Tall Tale: You Can’t Install Bamboo in Humid Climates
Whether you live in an arid desert, on a tropical island, or anywhere in between, you can install bamboo floors regardless of climate. Some folks think that bamboo is sensitive to humidity and so it isn’t good for homes in humid areas. Luckily for those residents in beach houses, island homes, or otherwise tropical areas, this simply isn’t true!
Humid climates are actually very suitable for bamboo flooring because they have relatively stable humidity year-round (even if it is higher than normal). Always acclimate the flooring according to the manufacturer’s advice. If you do this, you’ll rarely experience any issues with this flooring in a humid climate. If it becomes too wet, the boards can expand and two planks can begin to “tee-pee”. Want an easy way to prevent this? Use a programmable dehumidifier or put in a portable dehumidifier to reduce the moisture in the air. You can also cut expansion gaps at the sides of the planks where they’re pushing up against the walls.
More on Humidity Controls
A whole-house humidity modulator or humidistat will cost more than purchasing a portable device, perhaps. But many homeowners think it’s a worthwhile investment. Also, HVAC professionals offer many options for integrating humidity controls into a home’s air quality control system. Chances are, there is one that fits your household budget. An automated system allows you to control the humidity levels even while you sleep or are away on vacation.
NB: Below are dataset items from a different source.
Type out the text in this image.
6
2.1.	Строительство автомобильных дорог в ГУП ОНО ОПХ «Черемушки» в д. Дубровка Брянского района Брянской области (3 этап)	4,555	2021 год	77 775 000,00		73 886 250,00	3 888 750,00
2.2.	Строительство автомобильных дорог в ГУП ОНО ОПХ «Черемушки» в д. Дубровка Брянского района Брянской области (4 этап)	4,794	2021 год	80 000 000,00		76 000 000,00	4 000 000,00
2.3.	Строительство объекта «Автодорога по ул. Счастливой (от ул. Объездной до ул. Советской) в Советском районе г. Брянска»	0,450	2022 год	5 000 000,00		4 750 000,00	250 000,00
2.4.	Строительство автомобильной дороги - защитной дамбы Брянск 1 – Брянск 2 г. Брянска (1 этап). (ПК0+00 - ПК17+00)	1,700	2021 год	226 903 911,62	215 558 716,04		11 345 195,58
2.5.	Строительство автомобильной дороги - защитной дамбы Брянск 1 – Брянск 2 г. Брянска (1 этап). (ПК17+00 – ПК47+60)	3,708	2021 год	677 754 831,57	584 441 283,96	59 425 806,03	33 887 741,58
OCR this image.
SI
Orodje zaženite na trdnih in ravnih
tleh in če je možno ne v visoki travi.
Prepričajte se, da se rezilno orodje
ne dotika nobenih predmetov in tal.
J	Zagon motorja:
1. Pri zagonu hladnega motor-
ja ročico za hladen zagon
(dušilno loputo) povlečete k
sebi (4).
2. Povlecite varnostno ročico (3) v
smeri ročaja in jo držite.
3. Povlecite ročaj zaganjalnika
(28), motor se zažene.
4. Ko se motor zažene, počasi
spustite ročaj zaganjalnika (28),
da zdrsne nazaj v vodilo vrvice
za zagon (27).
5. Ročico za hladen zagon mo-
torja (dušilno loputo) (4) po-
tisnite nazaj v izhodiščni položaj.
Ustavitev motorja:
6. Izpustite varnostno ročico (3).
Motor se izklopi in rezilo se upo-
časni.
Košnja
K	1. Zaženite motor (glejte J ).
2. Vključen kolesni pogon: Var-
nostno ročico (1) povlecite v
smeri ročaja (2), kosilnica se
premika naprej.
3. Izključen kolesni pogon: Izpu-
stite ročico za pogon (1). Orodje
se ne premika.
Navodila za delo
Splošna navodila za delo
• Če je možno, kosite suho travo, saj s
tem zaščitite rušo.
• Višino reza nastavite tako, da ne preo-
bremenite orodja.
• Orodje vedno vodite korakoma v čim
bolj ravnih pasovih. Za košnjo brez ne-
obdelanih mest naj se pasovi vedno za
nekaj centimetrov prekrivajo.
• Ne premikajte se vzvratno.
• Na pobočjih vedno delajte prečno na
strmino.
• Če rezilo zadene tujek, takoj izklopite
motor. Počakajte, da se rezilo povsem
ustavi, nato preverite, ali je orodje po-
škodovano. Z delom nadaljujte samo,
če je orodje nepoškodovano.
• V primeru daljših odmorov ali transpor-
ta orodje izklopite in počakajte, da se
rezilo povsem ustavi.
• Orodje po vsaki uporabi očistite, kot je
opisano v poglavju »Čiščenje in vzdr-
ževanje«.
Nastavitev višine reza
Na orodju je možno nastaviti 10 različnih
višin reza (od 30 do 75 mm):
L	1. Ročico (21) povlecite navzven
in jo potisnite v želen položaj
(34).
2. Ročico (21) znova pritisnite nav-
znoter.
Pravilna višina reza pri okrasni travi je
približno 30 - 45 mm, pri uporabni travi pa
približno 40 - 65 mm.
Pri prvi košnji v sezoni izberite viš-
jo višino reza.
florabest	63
A Trustworthy Company Will Have Trustworthy Floors
Not all bamboo manufacturers and retailers produce the same quality products. You might find low-cost bamboo floors, but it’s likely that what you’re saving in cost, you’ll be sacrificing in quality.
Research the flooring company as well as you research the flooring to help you avoid ending up with low-quality products. Choose the least-manipulated and most-reliable review websites to see honest customer feedback. A few reliable reviews sites to check include the Better Business Bureau, Yelp, and ComplaintsBoard.com.
A reputable company won’t just try to sell you on their floors; they’ll also be honest and upfront with the reliability of their products and the potential issues you may run across.